Stay in School
On-the-job training can be tough for college coaches entering the pros
A decade ago, when the Celtics tried to hire Duke coach Mike Krzyzewski, Pistons coach Chuck Daly was asked if the adjustment from college to pro coaching was a significant one. Daly answered, "My trainer, Mike Abdenour, knows more about the NBA right now than Mike Krzyzewski does."
Wonder if anyone shared that anecdote with Tom Izzo, the coach of national champion Michigan State, who last Saturday turned down a five-year, $15 million offer from the Hawks to fulfill his five-year, $5.5 million contract with the Spartans. Or with St. John's coach Mike Jarvis, who interviewed with Michael Jordan last week for the Wizards' vacancy. Jarvis knows there's skepticism in the pros about college coaches, who are often dismissed as overly emotional control freaks. "It's nerve-racking anytime you make a move," he says. "I don't know if that stigma makes it any worse. Do I have doubts I can [coach in the pros]? No. Does [the idea of coaching there] make me anxious? Yes."
In the 1970s and '80s former college coaches Daly, Cotton Fitzsimmons, Mike Fratello, John MacLeod and Jack Ramsay successfully made the transition to the pros. But the recent track record of college coaches in the NBA has been poor: John Calipari, P.J. Carlesimo and Jerry Tarkanian couldn't survive, and though Bulls coach Tim Floyd is earning his peers' respect, his record with a decimated team over two seasons is 30-102.
Why have college coaches struggled? "Most of the time they're offered a really bad job," says Calipari, who inherited a Nets team in 1996-97 that had gone 30-52 the previous season. Yet Calipari also acknowledges mat there's a steep learning curve with the pro game. "One of the big things I had to figure out was, How do the other guys coach?" he says. "If you are going to war, it helps to know the enemy. With no NBA background, I had to learn through games, and most of the time it was a bad experience. You come out of a loss saying, 'So that's when he uses the three,' or, That's when he changes tempo.' You can't get that off a scouting report."
Carlesimo went from Seton Hall to the Trail Blazers before the 1994-95 season, and he won 44, 44 and 49 games over the next three years. But CM. Bob Whitsitt, who came to Portland after Carlesimo, wanted his own man in the job, and he let Carlesimo go. "If you have good players, you win," says Carlesimo. "If you don't, you struggle, and inevitably they're going to say, 'He's a college guy. He can't relate.' The whole thing is spin. It's a joke, really. Basketball basketball. Are you going to tell me that if Coach K decided to retire at Duke, they shouldn't hire Pat Riley because he coaches pro basketball? Don't be ridiculous. He's a basketball genius."

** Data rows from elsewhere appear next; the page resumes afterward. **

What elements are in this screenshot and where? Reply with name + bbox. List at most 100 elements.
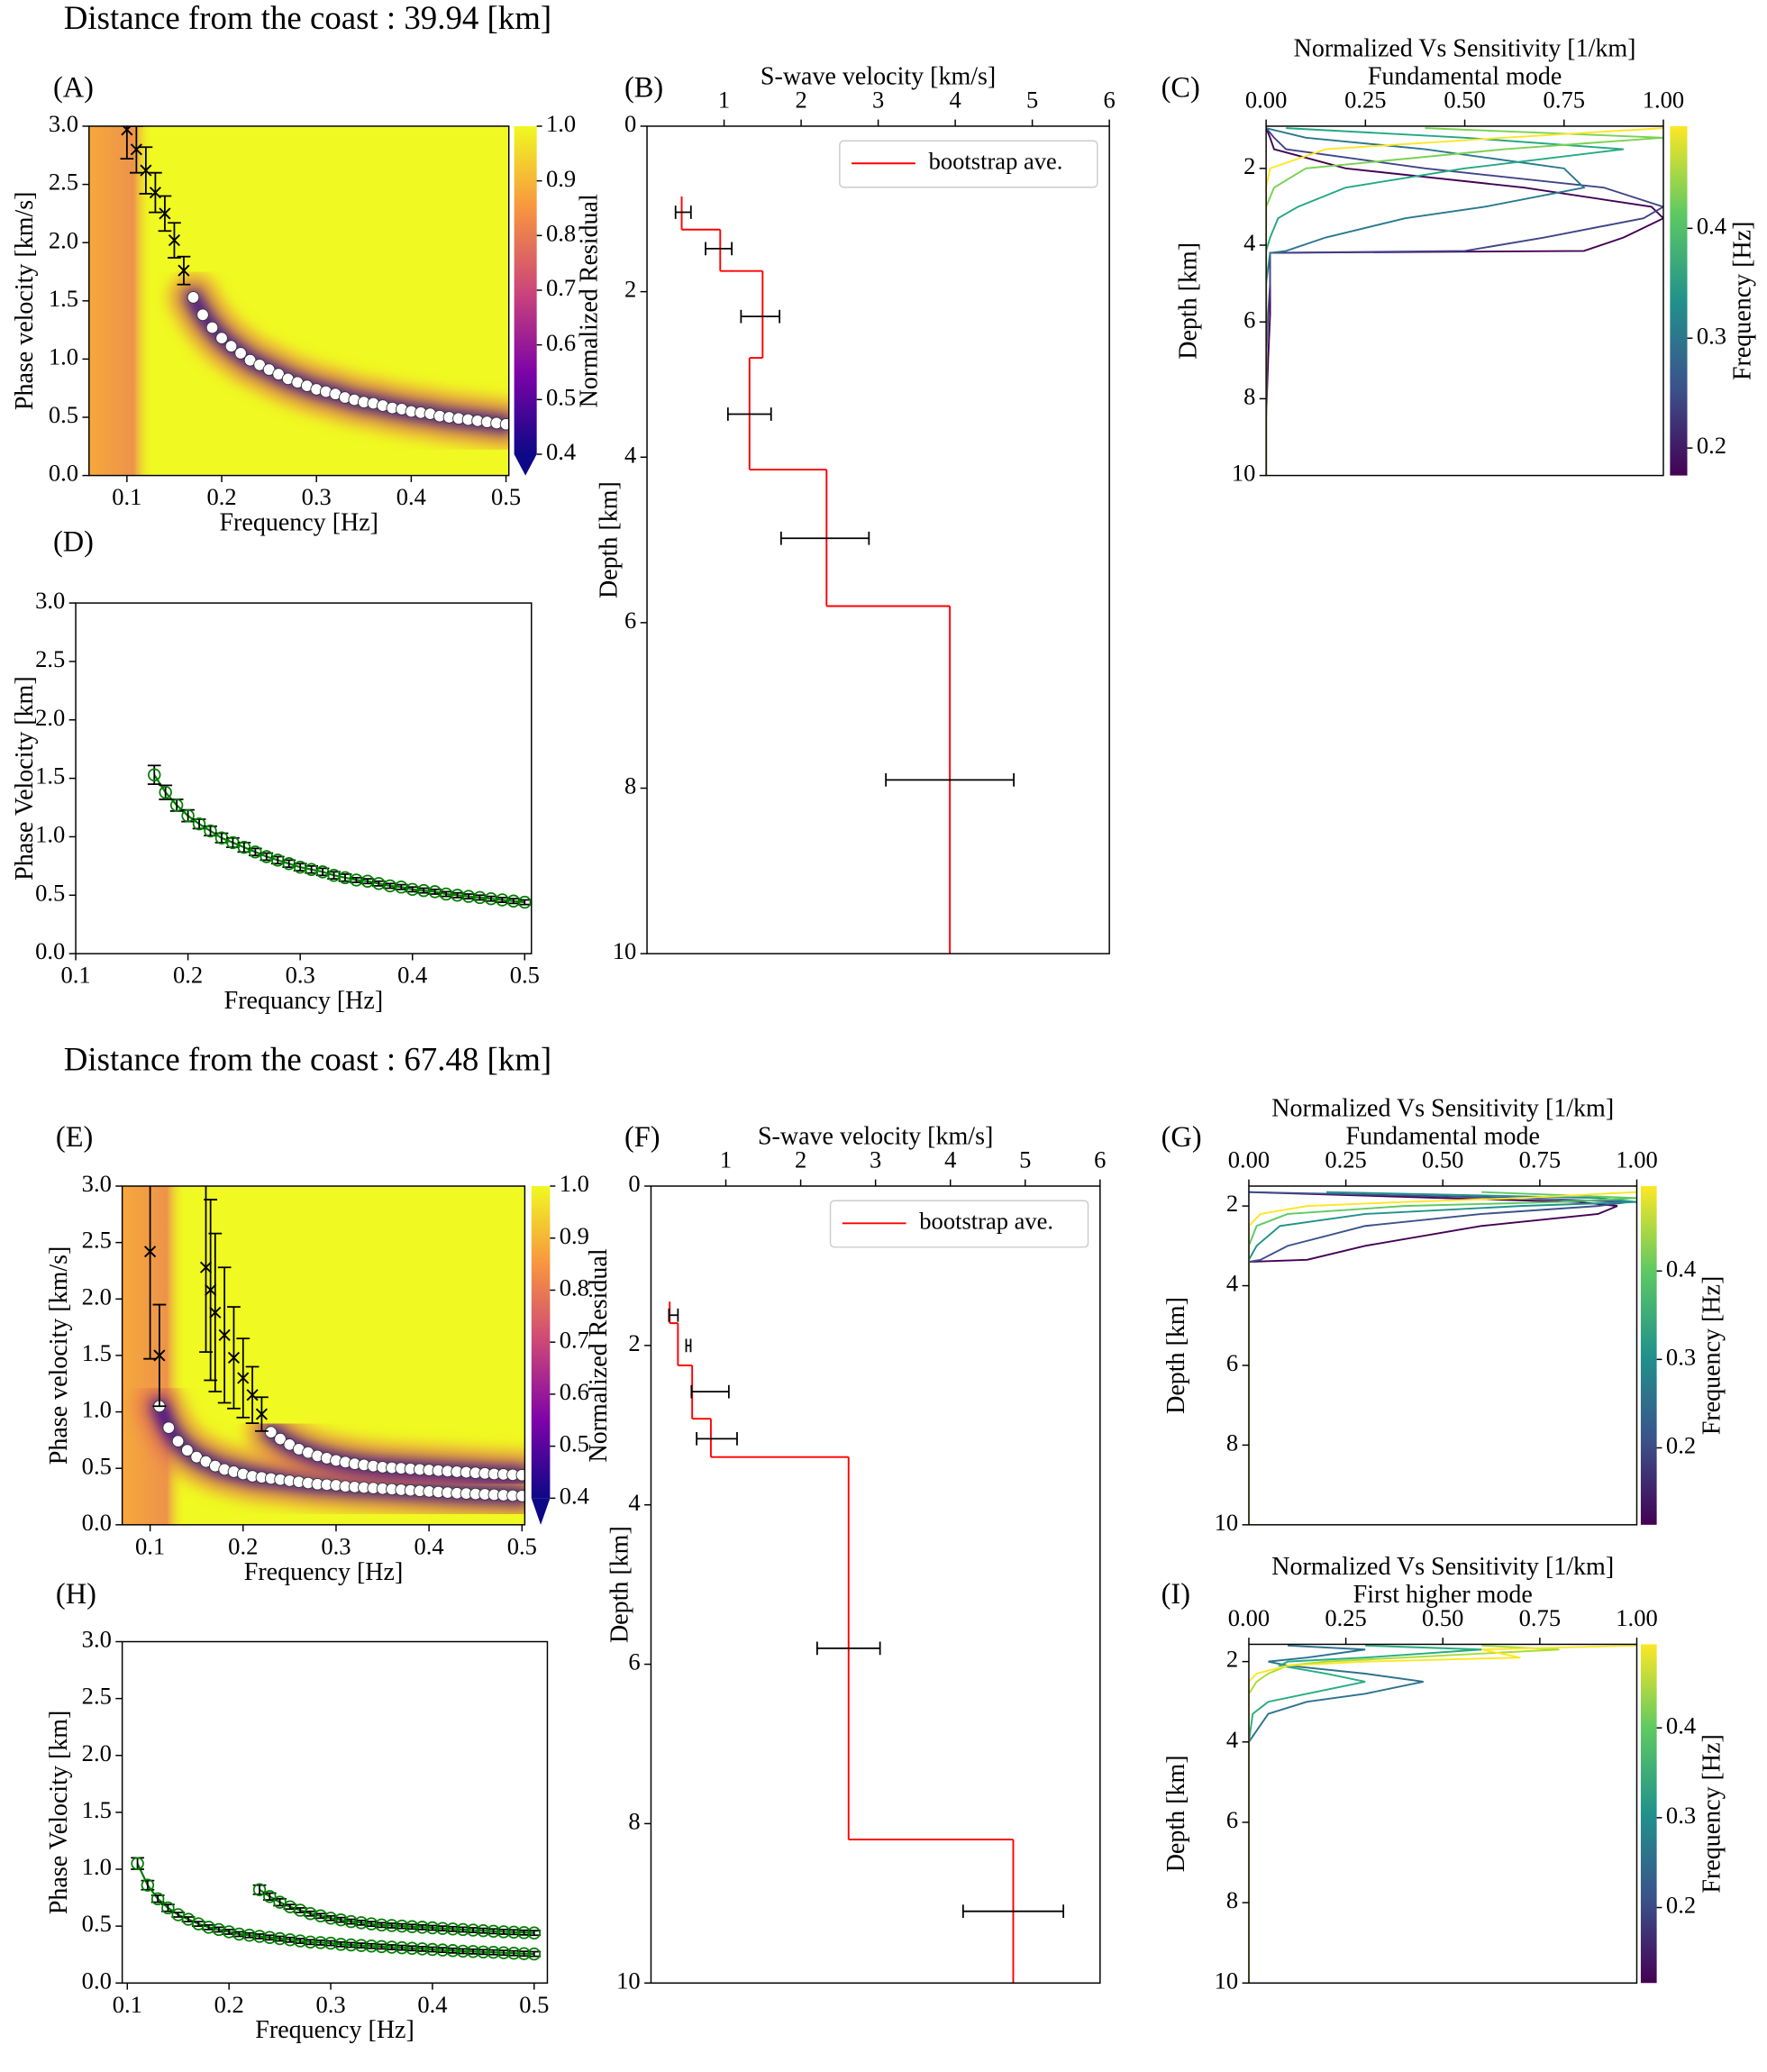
- y-axis-label: Phase Velocity [km]: [11, 676, 39, 881]
- point: [487, 1945, 500, 1959]
- panel: 1 2 3 4 5 6 0 2 4 6 8 10 S-wave velocity [km/s] Depth…: [606, 1121, 1106, 1994]
- colorbar-tick-label: 0.3: [1666, 1802, 1696, 1829]
- plot-background: [1248, 1644, 1637, 1984]
- colorbar-tick-label: 0.5: [560, 1430, 589, 1457]
- point: [249, 845, 262, 859]
- chart-title: Normalized Vs Sensitivity [1/km]: [1271, 1094, 1614, 1122]
- x-axis-label: Frequency [Hz]: [255, 2016, 414, 2044]
- x-axis-label: Frequency [Hz]: [219, 509, 378, 537]
- x-tick-label: 0.75: [1519, 1604, 1561, 1631]
- y-tick-label: 1.0: [82, 1853, 112, 1880]
- cross-marker: [205, 1283, 217, 1296]
- y-tick-label: 3.0: [82, 1170, 112, 1197]
- panel: 1 2 3 4 5 6 0 2 4 6 8 10 S-wave velocity [km/s] Depth…: [596, 62, 1116, 964]
- panel: 0.1 0.2 0.3 0.4 0.5 0.0 0.5 1.0 1.5 2.0 2.5 3.0 Freq…: [11, 526, 540, 1015]
- point: [466, 1945, 480, 1958]
- point: [252, 1883, 267, 1896]
- section-heading: Distance from the coast : 39.94 [km]: [64, 0, 551, 36]
- colorbar-tick-label: 0.2: [1697, 432, 1726, 459]
- point: [192, 817, 206, 831]
- point: [159, 785, 172, 799]
- y-axis-label: Depth [km]: [1162, 1755, 1190, 1872]
- colorbar-tick-label: 0.2: [1666, 1432, 1696, 1459]
- point: [405, 1920, 419, 1933]
- point: [314, 1936, 327, 1949]
- y-tick-label: 0.0: [49, 460, 78, 487]
- x-axis-label: Frequancy [Hz]: [224, 987, 384, 1015]
- panel-label: (A): [53, 72, 94, 105]
- point: [496, 1925, 511, 1939]
- cross-marker: [209, 1306, 222, 1319]
- x-tick-label: 5: [1019, 1146, 1031, 1173]
- colorbar-tick-label: 1.0: [546, 110, 576, 137]
- x-tick-label: 0.5: [519, 1991, 549, 2018]
- x-axis-label: S-wave velocity [km/s]: [761, 62, 996, 90]
- x-tick-label: 6: [1094, 1146, 1106, 1173]
- x-tick-label: 0.4: [396, 483, 426, 510]
- point: [162, 1421, 176, 1434]
- panel-label: (E): [56, 1121, 93, 1154]
- y-tick-label: 1.0: [82, 1396, 112, 1423]
- colorbar-tick-label: 0.2: [1666, 1892, 1696, 1919]
- point: [435, 1943, 450, 1957]
- y-axis-label: Depth [km]: [1175, 242, 1203, 360]
- x-tick-label: 0.00: [1228, 1604, 1270, 1631]
- x-tick-label: 0.5: [491, 483, 521, 510]
- colorbar-tick-label: 0.4: [1666, 1711, 1696, 1739]
- point: [517, 1947, 531, 1960]
- colorbar-extend: [514, 454, 537, 476]
- x-axis-label: Frequency [Hz]: [244, 1558, 404, 1586]
- y-tick-label: 0.5: [82, 1452, 112, 1479]
- plot-background: [647, 126, 1110, 954]
- cross-marker: [227, 1351, 241, 1365]
- y-tick-label: 3.0: [35, 587, 65, 614]
- point: [385, 1919, 398, 1932]
- panel-label: (F): [624, 1121, 660, 1154]
- point: [204, 824, 217, 838]
- colorbar: [1640, 1186, 1657, 1525]
- point: [466, 1923, 480, 1937]
- y-tick-label: 10: [1215, 1967, 1239, 1994]
- cross-marker: [218, 1328, 231, 1341]
- y-tick-label: 0.0: [82, 1509, 112, 1536]
- chart-subtitle: Fundamental mode: [1346, 1122, 1540, 1150]
- point: [237, 840, 251, 854]
- point: [141, 1878, 155, 1892]
- x-tick-label: 0.3: [315, 1991, 345, 2018]
- point: [181, 1444, 194, 1456]
- point: [274, 1432, 287, 1446]
- y-tick-label: 0.5: [82, 1910, 112, 1937]
- point: [334, 1938, 348, 1951]
- point: [150, 1892, 165, 1906]
- sensitivity-curve: [1266, 127, 1625, 476]
- y-tick-label: 0.0: [82, 1967, 112, 1994]
- x-tick-label: 0.25: [1325, 1604, 1366, 1631]
- y-tick-label: 8: [628, 1808, 640, 1835]
- point: [435, 1921, 450, 1935]
- colorbar-tick-label: 0.4: [560, 1482, 589, 1509]
- x-axis-label: S-wave velocity [km/s]: [758, 1122, 993, 1150]
- x-tick-label: 2: [795, 1146, 806, 1173]
- y-tick-label: 6: [1226, 1806, 1238, 1833]
- panel: 0.1 0.2 0.3 0.4 0.5 0.0 0.5 1.0 1.5 2.0 2.5 3.0 Freq…: [45, 1578, 549, 2044]
- cross-marker: [144, 1246, 157, 1258]
- y-tick-label: 6: [1243, 306, 1255, 333]
- legend-label: bootstrap ave.: [919, 1207, 1053, 1234]
- colorbar-tick-label: 0.8: [560, 1274, 589, 1301]
- chart-subtitle: Fundamental mode: [1368, 62, 1562, 90]
- panel: 0.00 0.25 0.50 0.75 1.00 2 4 6 8 10 Depth [km] Norm…: [1161, 1094, 1726, 1535]
- point: [169, 799, 184, 812]
- y-tick-label: 6: [628, 1648, 640, 1675]
- plot-area: [131, 1857, 542, 1961]
- x-tick-label: 0.25: [1325, 1146, 1366, 1173]
- x-tick-label: 0.2: [206, 483, 236, 510]
- cross-marker: [237, 1372, 250, 1384]
- panel-label: (H): [56, 1578, 96, 1611]
- sensitivity-curve: [1248, 1191, 1637, 1525]
- colorbar-extend: [531, 1498, 551, 1525]
- point: [518, 895, 532, 909]
- point: [375, 1940, 388, 1954]
- panel: 0.00 0.25 0.50 0.75 1.00 2 4 6 8 10 Depth [km] Norm…: [1161, 1553, 1726, 1994]
- x-tick-label: 0.2: [173, 962, 203, 989]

SI asked six general managers if they would be open to hiring a college coach. Each of them said yes, though one added, "We all know there's an adjustment period, and sometimes you don't have time to wait. You need to be good now?
Some free advice for Jarvis if he is offered the chance to make the jump: Sixers coach Larry Brown, who won a championship with Kansas in 1988, says having veteran players who are open to change is critical. Tarkanian, now at Fresno State, recommends coaching in an NBA summer league to get a feel for the rules and substitution patterns. Carlesimo suggests hiring experienced NBA assistants. Calipari advises choosing a team with a stable front office that will be supportive during the dark days.

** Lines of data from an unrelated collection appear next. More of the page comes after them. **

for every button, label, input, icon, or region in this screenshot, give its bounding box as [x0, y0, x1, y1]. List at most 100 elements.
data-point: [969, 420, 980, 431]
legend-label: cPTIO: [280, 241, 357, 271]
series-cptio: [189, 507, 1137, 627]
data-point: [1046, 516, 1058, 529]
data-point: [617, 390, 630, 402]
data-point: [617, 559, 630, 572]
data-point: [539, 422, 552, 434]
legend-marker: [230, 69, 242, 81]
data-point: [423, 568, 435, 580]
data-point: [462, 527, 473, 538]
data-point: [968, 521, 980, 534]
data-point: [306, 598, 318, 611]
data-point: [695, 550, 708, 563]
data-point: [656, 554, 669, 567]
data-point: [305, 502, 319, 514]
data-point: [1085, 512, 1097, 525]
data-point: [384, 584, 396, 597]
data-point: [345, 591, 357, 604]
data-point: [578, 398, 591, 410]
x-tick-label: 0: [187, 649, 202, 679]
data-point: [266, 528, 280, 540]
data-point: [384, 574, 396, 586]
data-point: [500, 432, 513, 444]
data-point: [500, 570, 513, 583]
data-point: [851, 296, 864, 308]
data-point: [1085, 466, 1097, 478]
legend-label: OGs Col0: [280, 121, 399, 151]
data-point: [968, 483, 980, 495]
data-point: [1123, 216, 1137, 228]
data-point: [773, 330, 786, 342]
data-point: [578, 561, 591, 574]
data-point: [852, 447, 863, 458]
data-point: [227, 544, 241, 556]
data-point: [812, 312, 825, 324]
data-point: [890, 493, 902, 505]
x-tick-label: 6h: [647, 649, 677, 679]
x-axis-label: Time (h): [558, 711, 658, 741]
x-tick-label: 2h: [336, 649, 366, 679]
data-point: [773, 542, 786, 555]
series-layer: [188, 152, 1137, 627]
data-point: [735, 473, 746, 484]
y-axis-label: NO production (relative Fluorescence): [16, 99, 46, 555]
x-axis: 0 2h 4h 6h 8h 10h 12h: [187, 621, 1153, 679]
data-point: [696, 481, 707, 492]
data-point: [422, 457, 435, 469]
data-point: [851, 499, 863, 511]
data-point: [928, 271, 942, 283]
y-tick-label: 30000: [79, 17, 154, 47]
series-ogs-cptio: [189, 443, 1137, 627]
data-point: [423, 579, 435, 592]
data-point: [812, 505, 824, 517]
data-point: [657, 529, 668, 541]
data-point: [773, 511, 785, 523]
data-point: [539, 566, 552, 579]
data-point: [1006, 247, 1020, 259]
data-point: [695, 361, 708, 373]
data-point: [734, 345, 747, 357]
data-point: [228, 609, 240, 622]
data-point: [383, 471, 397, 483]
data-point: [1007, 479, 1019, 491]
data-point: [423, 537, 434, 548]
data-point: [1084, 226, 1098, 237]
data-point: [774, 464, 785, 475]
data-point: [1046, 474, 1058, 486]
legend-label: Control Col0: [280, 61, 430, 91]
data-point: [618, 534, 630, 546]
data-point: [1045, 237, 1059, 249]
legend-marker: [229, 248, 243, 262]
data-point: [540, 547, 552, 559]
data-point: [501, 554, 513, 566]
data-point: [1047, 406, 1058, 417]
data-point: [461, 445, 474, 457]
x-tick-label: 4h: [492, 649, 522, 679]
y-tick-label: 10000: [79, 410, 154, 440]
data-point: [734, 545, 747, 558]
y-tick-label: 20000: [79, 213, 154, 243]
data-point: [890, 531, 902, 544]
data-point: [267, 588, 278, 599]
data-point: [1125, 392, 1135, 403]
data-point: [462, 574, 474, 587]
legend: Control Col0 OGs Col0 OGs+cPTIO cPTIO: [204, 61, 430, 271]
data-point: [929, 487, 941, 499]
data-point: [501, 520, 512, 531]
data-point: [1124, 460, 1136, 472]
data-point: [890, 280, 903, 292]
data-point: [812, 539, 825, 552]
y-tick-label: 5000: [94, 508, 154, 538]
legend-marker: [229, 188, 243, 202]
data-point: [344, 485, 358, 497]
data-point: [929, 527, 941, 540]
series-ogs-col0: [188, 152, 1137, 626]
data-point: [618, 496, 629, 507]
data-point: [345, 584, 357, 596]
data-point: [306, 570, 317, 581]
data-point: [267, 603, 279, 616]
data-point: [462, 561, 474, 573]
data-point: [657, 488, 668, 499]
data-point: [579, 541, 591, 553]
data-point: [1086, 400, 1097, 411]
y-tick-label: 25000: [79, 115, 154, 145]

"Like I tell all the college coaches who ask me," says Calipari, who recently signed on to coach Memphis, "When you are winning in the NBA and the players and the organization are behind you, it's the best job in the world. But when you're losing and have guys who don't care, and you and ownership aren't on the same page, there's no more miserable situation on this earth."